The allure of solipsism, hedonism and mindless stoicism has ensnared many a man. Just one more bump, they murmur, papering over the cracks of a hurt they feel but haven't even attempted to yet understand. Stephens nails the modern male psyche of one who's trying to do the right thing, but can't get there. One full of good intention but little depth, where revelry and humour stem the flow of genuine feeling.
From the first page you clamber straight into Stephens' mind. You move around his head like a pinball, fizzing from side to side between his perceptive yet erratic thoughts. There's energy and vulnerability and his musical prose follows a staccato rhythm that echoes the pulse of emotion on every page.
Its a bit rough around the edges but that's the point! So is he! So are we! But...he gets it, or at least he's trying to. And so should we.
I think I needed this book earlier. But I’m glad I’ve read it now.
The first book I have devoured in a while. Simply hooked reading morning and evening. This book is so beautifully written and raw it has moved me. Jordan’s honesty, self-reflection, and self awareness are both unique and refreshing. Like reading a journal- thoughts laid bare for all to see.
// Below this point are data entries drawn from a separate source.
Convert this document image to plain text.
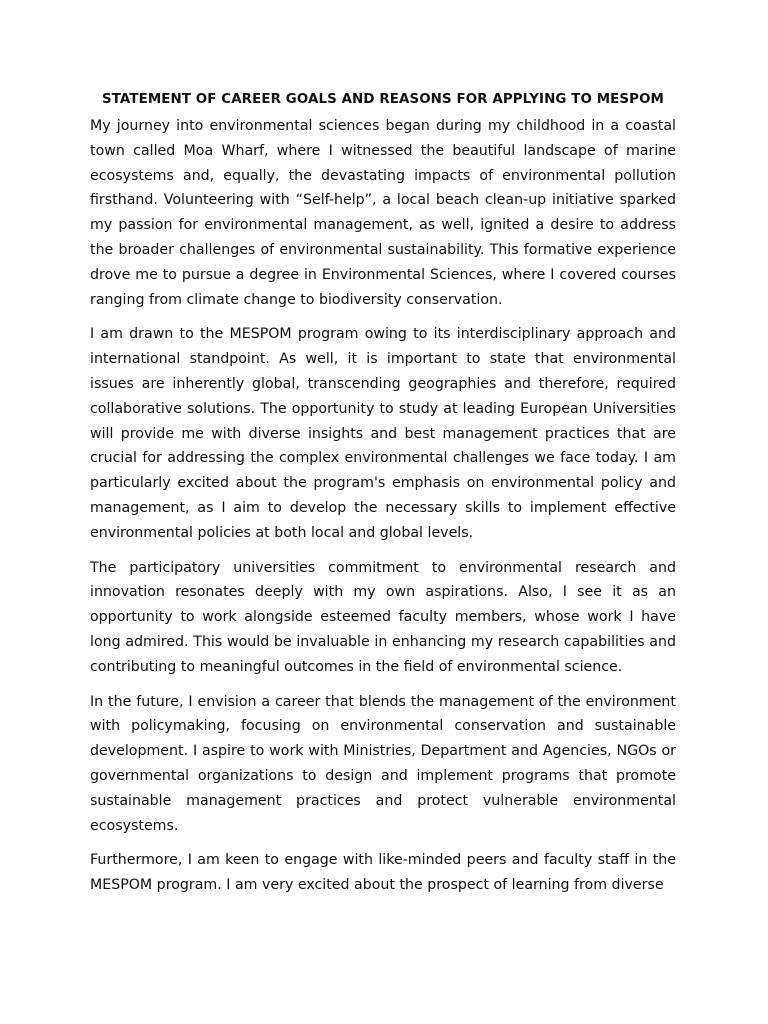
STATEMENT OF CAREER GOALS AND REASONS FOR APPLYING TO MESPOM

My journey into environmental sciences began during my childhood in a coastal town called Moa Wharf, where I witnessed the beautiful landscape of marine ecosystems and, equally, the devastating impacts of environmental pollution firsthand. Volunteering with “Self-help”, a local beach clean-up initiative sparked my passion for environmental management, as well, ignited a desire to address the broader challenges of environmental sustainability. This formative experience drove me to pursue a degree in Environmental Sciences, where I covered courses ranging from climate change to biodiversity conservation.

I am drawn to the MESPOM program owing to its interdisciplinary approach and international standpoint. As well, it is important to state that environmental issues are inherently global, transcending geographies and therefore, required collaborative solutions. The opportunity to study at leading European Universities will provide me with diverse insights and best management practices that are crucial for addressing the complex environmental challenges we face today. I am particularly excited about the program's emphasis on environmental policy and management, as I aim to develop the necessary skills to implement effective environmental policies at both local and global levels.

The participatory universities commitment to environmental research and innovation resonates deeply with my own aspirations. Also, I see it as an opportunity to work alongside esteemed faculty members, whose work I have long admired. This would be invaluable in enhancing my research capabilities and contributing to meaningful outcomes in the field of environmental science.

In the future, I envision a career that blends the management of the environment with policymaking, focusing on environmental conservation and sustainable development. I aspire to work with Ministries, Department and Agencies, NGOs or governmental organizations to design and implement programs that promote sustainable management practices and protect vulnerable environmental ecosystems.

Furthermore, I am keen to engage with like-minded peers and faculty staff in the MESPOM program. I am very excited about the prospect of learning from diverse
What an experience! This book will stay with me for a while.
A truly honest and powerful read. Took me a little while to get used to the writing style, but the second half of the book completely gripped me. Lots of food for thought!
Ah I loved every second of this - real and raw and honest and guttural. I wish men speaking this candidly about their feelings was the norm, and I think this will change how brave a few people feel to do so.